Allowing teachers to carry guns is a good idea. While anti-gunners may disagree, a lot of people don’t. However, it seems that even if states have the good sense to allow teachers to carry, the school districts themselves don’t.
At least, that’s true in some places.
Officials in rural states like South Dakota and Wyoming told President Donald Trump’s school safety commission on Tuesday that few school districts have taken advantage of state laws there to train and arm teachers.
The lack of participation comes despite a ringing endorsement from the president, who touted the idea of arming trained school staff after the shooting in Parkland, Fla., earlier this year that left 17 people dead.
South Dakota passed a law in 2013 creating the “School Sentinel“ program, becoming one of the first states with legislation explicitly allowing staff to carry guns in public schools in districts that choose to adopt the program.

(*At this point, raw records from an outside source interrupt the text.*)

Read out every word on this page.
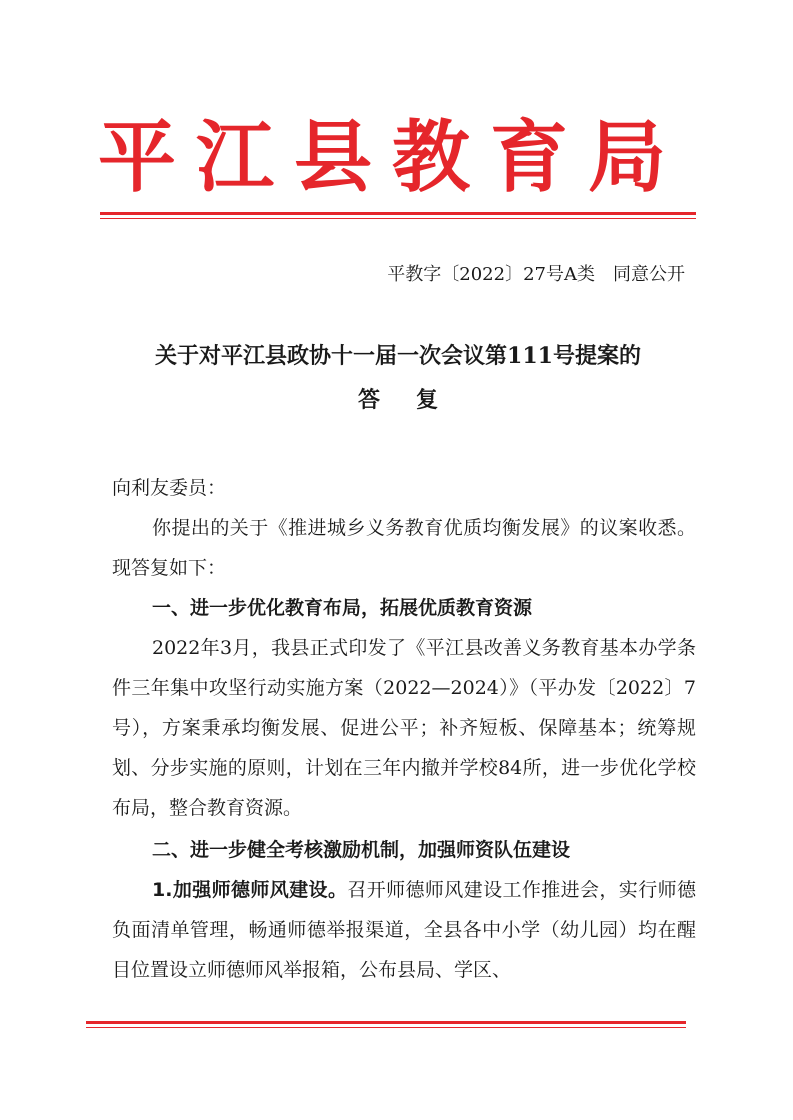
平江县教育局
平教字〔2022〕27号A类　同意公开
关于对平江县政协十一届一次会议第111号提案的
答复
向利友委员：
你提出的关于《推进城乡义务教育优质均衡发展》的议案收悉。现答复如下：
一、进一步优化教育布局，拓展优质教育资源
2022年3月，我县正式印发了《平江县改善义务教育基本办学条件三年集中攻坚行动实施方案（2022—2024）》（平办发〔2022〕7号），方案秉承均衡发展、促进公平；补齐短板、保障基本；统筹规划、分步实施的原则，计划在三年内撤并学校84所，进一步优化学校布局，整合教育资源。
二、进一步健全考核激励机制，加强师资队伍建设
1.加强师德师风建设。召开师德师风建设工作推进会，实行师德负面清单管理，畅通师德举报渠道，全县各中小学（幼儿园）均在醒目位置设立师德师风举报箱，公布县局、学区、
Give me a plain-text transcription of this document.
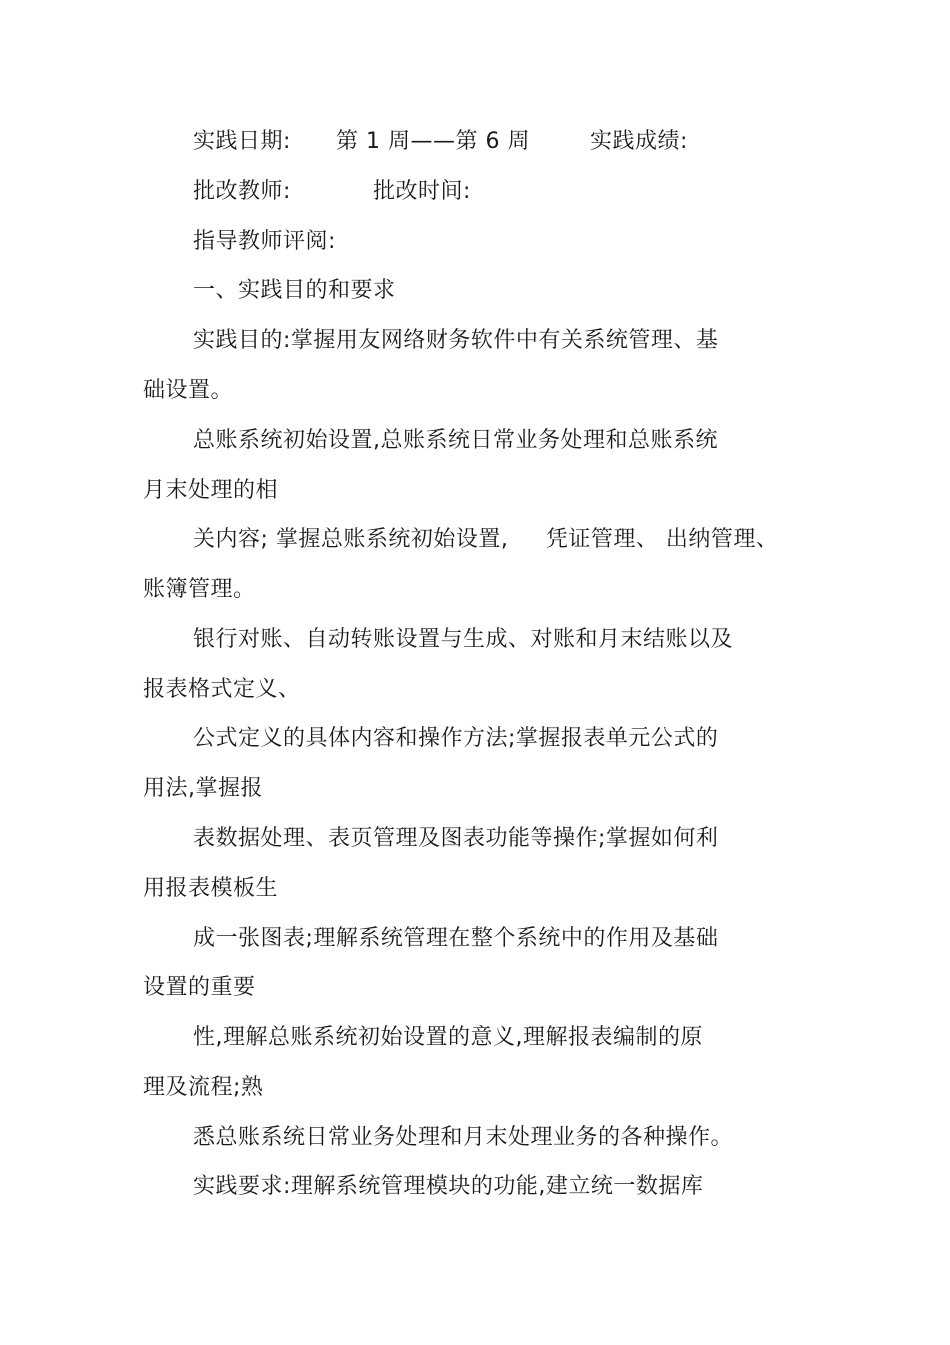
实践日期: 第 1 周——第 6 周	实践成绩:
批改教师:	批改时间:
指导教师评阅:
一、实践目的和要求
实践目的:掌握用友网络财务软件中有关系统管理、基
础设置。
总账系统初始设置,总账系统日常业务处理和总账系统
月末处理的相
关内容; 掌握总账系统初始设置,     凭证管理、 出纳管理、
账簿管理。
银行对账、自动转账设置与生成、对账和月末结账以及
报表格式定义、
公式定义的具体内容和操作方法;掌握报表单元公式的
用法,掌握报
表数据处理、表页管理及图表功能等操作;掌握如何利
用报表模板生
成一张图表;理解系统管理在整个系统中的作用及基础
设置的重要
性,理解总账系统初始设置的意义,理解报表编制的原
理及流程;熟
悉总账系统日常业务处理和月末处理业务的各种操作。
实践要求:理解系统管理模块的功能,建立统一数据库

Teachers who want to become sentinels must go through 80 hours of training.
“We always thought — and the argument in the Legislature was — that it would be for those most rural schools, where law enforcement was an hour, half-hour away,” said Mike Milstead, sheriff of Minnehaha County in South Dakota.
As it turns out, one of the only sentinels in the state is stationed at a school in his county that already has a school resource officer, Milstead said.
So, what’s the deal?
Well, that’s a good question, but thanks to Politico, any potential school shooter in South Dakota knows at least one county to avoid.
The thing is, we don’t need every teacher armed. We don’t even need most teachers armed.
What we mainly need is the potential threat of armed teachers. That will generally be sufficient to dissuade most potential problems from ever happening. The not knowing if there’s an armed teacher means they factor that into their plans, and that may be enough.
When it’s not enough, that’s when we need good people with guns to meet the threat.
Unfortunately, when people talk about the horrors of armed teachers, they forget that we’re talking about responsible adults who generally already carry guns on a regular basis without incident. We’re not talking about issuing firearms with lesson planners here.
But when it is allowed, why doesn’t it happen?
Well, there are a number of potential reasons. One is, of course, teachers are more likely to have a political ideology that thinks of guns as bad things. Another is that when states require special training, that creates a barrier that many won’t want to fool around with. Especially if there’s a list of requirements that include everything from permission from your bosses–people who may not approve of firearms in the first place–to approval from a doctor.
Either way, teachers not taking up an opportunity doesn’t mean that opportunity shouldn’t exist. Instead, they should take a step back and try and find out just why people aren’t taking advantage of it.
Not that anti-gunners will ever comprehend that. They never do. Instead, they’ll pretend that it’s proof that teachers don’t want to be armed, as if that should mean that none should be armed.